L’analyse de son téléphone et de ses habitudes numériques a révélé une fascination obsessionnelle pour le monde des incendies. Le jeune homme effectuait régulièrement des recherches sur Internet concernant les feux, avait téléchargé une application permettant de localiser les incendies en temps réel, et portait occasionnellement un polo de pompier. Selon le procureur Loïs Raschel, il aurait contacté les services d’urgence 33 fois durant cette période estivale. Les investigations ont mis en évidence un schéma récurrent : le téléphone éteint au moment présumé des faits, puis un appel aux secours peu après son retour à domicile. Dans un cas particulièrement révélateur, il a signalé un feu situé à 11 kilomètres de son habitation, depuis son domicile même. Cette affaire rappelle un pompier volontaire interpellé et suspendu pour six incendies présumés à Mâcon, illustrant malheureusement que ces profils existent.

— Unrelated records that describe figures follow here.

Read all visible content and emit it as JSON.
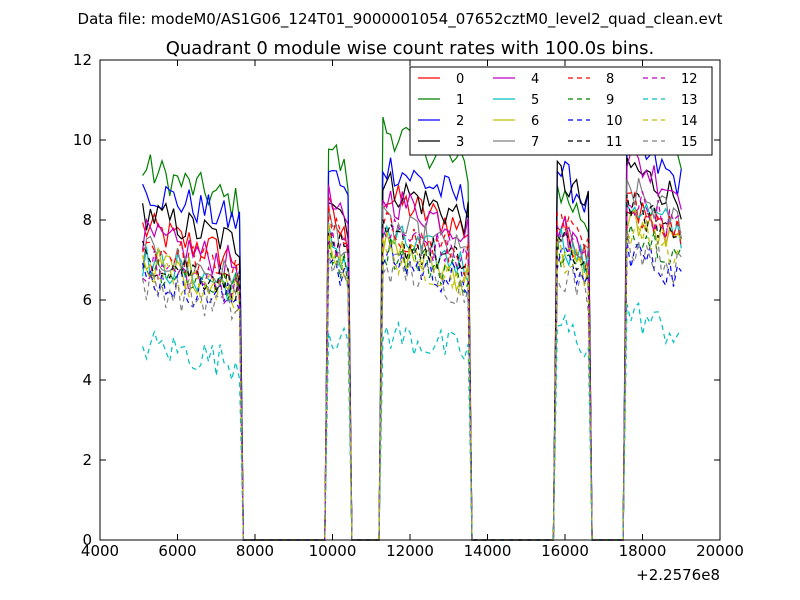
{
  "page": {
    "supertitle": "Data file: modeM0/AS1G06_124T01_9000001054_07652cztM0_level2_quad_clean.evt"
  },
  "chart_data": {
    "type": "line",
    "title": "Quadrant 0 module wise count rates with 100.0s bins.",
    "xlabel": "",
    "ylabel": "",
    "x_offset_label": "+2.2576e8",
    "xlim": [
      4000,
      20000
    ],
    "ylim": [
      0,
      12
    ],
    "xticks": [
      "4000",
      "6000",
      "8000",
      "10000",
      "12000",
      "14000",
      "16000",
      "18000",
      "20000"
    ],
    "yticks": [
      "0",
      "2",
      "4",
      "6",
      "8",
      "10",
      "12"
    ],
    "grid": false,
    "legend_position": "top-right",
    "bin_seconds": 100,
    "segments": [
      {
        "start": 5100,
        "end": 7600
      },
      {
        "start": 9900,
        "end": 10400
      },
      {
        "start": 11300,
        "end": 13500
      },
      {
        "start": 15800,
        "end": 16600
      },
      {
        "start": 17600,
        "end": 19000
      }
    ],
    "series": [
      {
        "name": "0",
        "color": "#ff0000",
        "dash": "solid",
        "levels": [
          7.8,
          8.2,
          8.6,
          7.9,
          8.4
        ]
      },
      {
        "name": "1",
        "color": "#008000",
        "dash": "solid",
        "levels": [
          9.3,
          10.0,
          10.3,
          8.8,
          10.8
        ]
      },
      {
        "name": "2",
        "color": "#0000ff",
        "dash": "solid",
        "levels": [
          8.8,
          9.4,
          9.4,
          9.3,
          9.9
        ]
      },
      {
        "name": "3",
        "color": "#000000",
        "dash": "solid",
        "levels": [
          8.2,
          8.8,
          8.9,
          9.2,
          9.4
        ]
      },
      {
        "name": "4",
        "color": "#bf00bf",
        "dash": "solid",
        "levels": [
          7.6,
          8.5,
          8.6,
          7.9,
          9.6
        ]
      },
      {
        "name": "5",
        "color": "#00bfbf",
        "dash": "solid",
        "levels": [
          7.0,
          7.6,
          7.6,
          7.6,
          8.5
        ]
      },
      {
        "name": "6",
        "color": "#bfbf00",
        "dash": "solid",
        "levels": [
          7.0,
          7.6,
          7.3,
          7.3,
          8.1
        ]
      },
      {
        "name": "7",
        "color": "#808080",
        "dash": "solid",
        "levels": [
          7.2,
          8.0,
          7.9,
          7.7,
          8.8
        ]
      },
      {
        "name": "8",
        "color": "#ff0000",
        "dash": "dashed",
        "levels": [
          7.4,
          8.0,
          7.8,
          8.0,
          8.5
        ]
      },
      {
        "name": "9",
        "color": "#008000",
        "dash": "dashed",
        "levels": [
          6.9,
          7.4,
          7.3,
          7.2,
          7.9
        ]
      },
      {
        "name": "10",
        "color": "#0000ff",
        "dash": "dashed",
        "levels": [
          6.6,
          7.2,
          7.1,
          7.1,
          7.3
        ]
      },
      {
        "name": "11",
        "color": "#000000",
        "dash": "dashed",
        "levels": [
          7.1,
          7.7,
          7.6,
          7.5,
          8.4
        ]
      },
      {
        "name": "12",
        "color": "#bf00bf",
        "dash": "dashed",
        "levels": [
          6.9,
          7.8,
          7.8,
          7.8,
          8.6
        ]
      },
      {
        "name": "13",
        "color": "#00bfbf",
        "dash": "dashed",
        "levels": [
          4.9,
          5.3,
          5.2,
          5.4,
          5.7
        ]
      },
      {
        "name": "14",
        "color": "#bfbf00",
        "dash": "dashed",
        "levels": [
          6.7,
          7.5,
          7.2,
          7.3,
          7.9
        ]
      },
      {
        "name": "15",
        "color": "#808080",
        "dash": "dashed",
        "levels": [
          6.4,
          7.0,
          6.9,
          6.8,
          7.5
        ]
      }
    ]
  }
}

Une candidature refusée et des aveux fluctuants
L’élément biographique central de cette affaire réside dans le parcours frustré du prévenu auprès du Service départemental d’incendie et de secours de Gironde. Sa candidature pour devenir sapeur-pompier avait été rejetée en raison de son casier judiciaire, une déception qui semble avoir alimenté une relation malsaine avec l’univers du secours. Ce refus pourrait constituer un facteur explicatif de son comportement ultérieur, une tentative déviante de s’approcher du monde qu’il convoitait sans pouvoir y accéder légalement.
Devant la justice, le jeune homme a adopté une posture défensive changeante. Après avoir nié les faits en garde à vue, il avait reconnu deux incendies devant le juge de la détention et des libertés, expliquant ultérieurement avoir agi sur conseil de son premier avocat. Lundi dernier, il s’est pourtant rétracté intégralement. Le procureur a requis deux ans d’emprisonnement dont six mois ferme assortis d’un sursis probatoire, avec mandat de dépôt à effet différé. Son avocat, Me Nicolas Clot, a violemment contesté les accusations, dénonçant les lacunes de l’enquête et l’analyse des relevés téléphoniques, évoquant même l’existence d’un autre suspect au profil similaire. Plaidant la relaxe avec conviction, il a affirmé que son client n’était pas l’auteur de ces faits. Le verdict sera rendu le 16 décembre, date à laquelle le tribunal tranchera cette affaire complexe qui interroge sur les motivations profondes de certains individus attirés par le feu et l’univers pompier.